Alors que les touristes sont de retour après deux ans de disette, les secteurs de l’hôtellerie et de la restauration peinent à faire face à la demande. En cause ? Le manque de salariés. Explications.




Un mois de mai brûlant et un été qui s’annonce bouillonnant. Tous les voyants sont au vert pour le tourisme lyonnais. “C’est un très bel été qui s’annonce”, s’enthousiasme le directeur de l’agence OnlyLyon, Robert Revat. Pour le contexte : les réservations de juin dans les hôtels sont quasiment pleines et les premières tendances des mois de juillet et août sont bonnes. À la fois thermomètre du tourisme international et locomotive de l’hôtellerie dans la capitale des Gaules, l’hôtel Intercontinental de l’Hôtel-Dieu affiche un taux de réservation à 50 % pour cet été.
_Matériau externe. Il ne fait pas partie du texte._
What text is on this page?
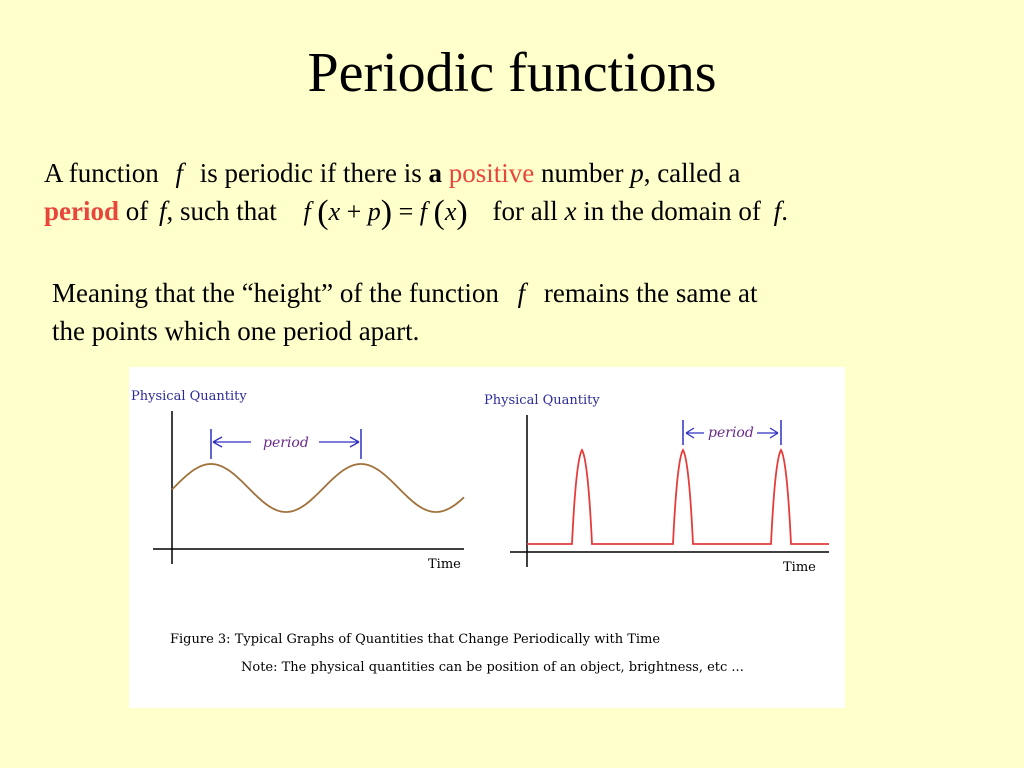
Periodic functions
A function f is periodic if there is a positive number p, called a
period of f, such that f (x + p) = f (x) for all x in the domain of f.
Meaning that the “height” of the function f remains the same at
the points which one period apart.
Physical Quantity
Time
period
Physical Quantity
Time
period
Figure 3: Typical Graphs of Quantities that Change Periodically with Time
Note: The physical quantities can be position of an object, brightness, etc ...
Plus encore, les équipes prévoient un taux d’occupation de 80 % pour le mois de juillet sur les 144 chambres de luxe que propose cet écrin ouvert en 2019.






"Nous allons devoir laisser des tables fermées à cause des problèmes de sous-staff… ou sinon on fermera plus tôt dans la soirée.”





Après deux ans de crises sanitaires, les étrangers sont aussi de retour : “On attend environ 10 % d’Américains et de Canadiens contre 3 % à l’été 2020”, se réjouissent les équipes, avant d’ajouter : “On remarque que les étrangers de très loin reviennent petit à petit, hormis les Chinois, les Russes et les clients en provenance du Moyen-Orient.” Des nouvelles encourageantes qui annoncent une confiance retrouvée des touristes pour voyager. En effet, bien que les mesures aient été moins fortes en 2021, seuls les pays limitrophes fournissaient la clientèle internationale l’année passée : les Espagnols (17 %), les Allemands (12 %) et les Belges (12 %).